Outside of the fleas, there’s not much news. I’ve tried some local cuisine, including eating at the Blue Plate, a local restaurant that doubles as a radio station. You eat your delicious turkey avocado sandwich while you watch lovely live music playing for the radio. There’s nothing more charming than a big band of people with banjos laughing and singing as you munch your last bit of avocado.
Work began a week ago, and while it’s mostly been indoor orientation I’ve gotten to do a little work on the farm as well. I worked for about six hours on Saturday (today) to get “bank time” (also known as comp time to the normal world). I’ve got a brand new shiny pair of work gloves (I should say they were new. After a few hours of weeding, they’re not so shiny anymore) and a pair of work boots (also no longer shiny, but through the miracle of Gore Tex, at least dry) and am quite content with the fact that I’ll get to spend time working outside.
Fun fact though.

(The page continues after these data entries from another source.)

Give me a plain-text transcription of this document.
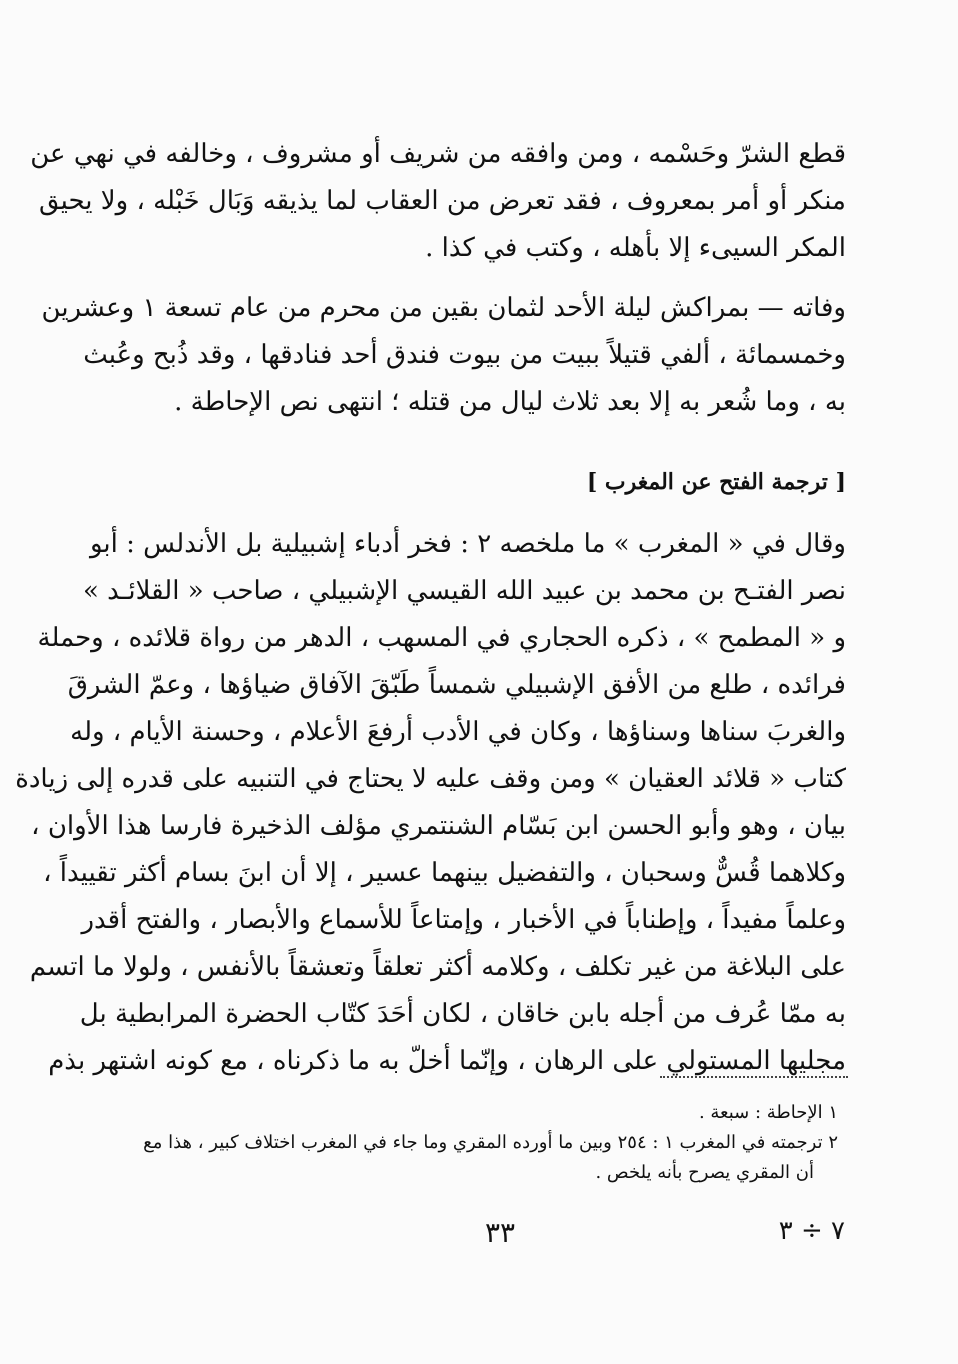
قطع الشرّ وحَسْمه ، ومن وافقه من شريف أو مشروف ، وخالفه في نهي عن
منكر أو أمر بمعروف ، فقد تعرض من العقاب لما يذيقه وَبَال خَبْله ، ولا يحيق
المكر السيىء إلا بأهله ، وكتب في كذا .
وفاته — بمراكش ليلة الأحد لثمان بقين من محرم من عام تسعة ١ وعشرين
وخمسمائة ، ألفي قتيلاً ببيت من بيوت فندق أحد فنادقها ، وقد ذُبح وعُبث
به ، وما شُعر به إلا بعد ثلاث ليال من قتله ؛ انتهى نص الإحاطة .
[ ترجمة الفتح عن المغرب ]
وقال في « المغرب » ما ملخصه ٢ : فخر أدباء إشبيلية بل الأندلس : أبو
نصر الفتـح بن محمد بن عبيد الله القيسي الإشبيلي ، صاحب « القلائـد »
و « المطمح » ، ذكره الحجاري في المسهب ، الدهر من رواة قلائده ، وحملة
فرائده ، طلع من الأفق الإشبيلي شمساً طَبّقَ الآفاق ضياؤها ، وعمّ الشرقَ
والغربَ سناها وسناؤها ، وكان في الأدب أرفعَ الأعلام ، وحسنة الأيام ، وله
كتاب « قلائد العقيان » ومن وقف عليه لا يحتاج في التنبيه على قدره إلى زيادة
بيان ، وهو وأبو الحسن ابن بَسّام الشنتمري مؤلف الذخيرة فارسا هذا الأوان ،
وكلاهما قُسٌّ وسحبان ، والتفضيل بينهما عسير ، إلا أن ابنَ بسام أكثر تقييداً ،
وعلماً مفيداً ، وإطناباً في الأخبار ، وإمتاعاً للأسماع والأبصار ، والفتح أقدر
على البلاغة من غير تكلف ، وكلامه أكثر تعلقاً وتعشقاً بالأنفس ، ولولا ما اتسم
به ممّا عُرف من أجله بابن خاقان ، لكان أحَدَ كتّاب الحضرة المرابطية بل
مجليها المستولي على الرهان ، وإنّما أخلّ به ما ذكرناه ، مع كونه اشتهر بذم
١ الإحاطة : سبعة .
٢ ترجمته في المغرب ١ : ٢٥٤ وبين ما أورده المقري وما جاء في المغرب اختلاف كبير ، هذا مع
أن المقري يصرح بأنه يلخص .
٣٣	٧ ÷ ٣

When you have brand new gloves and wear them for six hours while it’s raining, they dye your hands bright yellow. After much washing, I’ve managed to get it to be just my fingernails that are yellow. But now I get to go to church tomorrow, reach out my hand at the sign of peace and look at my fellow parishioners’ faces as they look at my hands, which look like they’re the victims of a wicked and contagious fungal infection.
Now for an evening of watching scary movies and crocheting, a favorite pairing of mine. But just wait for a Monday update about my mandatory attendance at a defensive driving course. (Those of you who know me even marginally will hopefully find this as hilarious as I do, as I cannot drive, nor have ever driven.)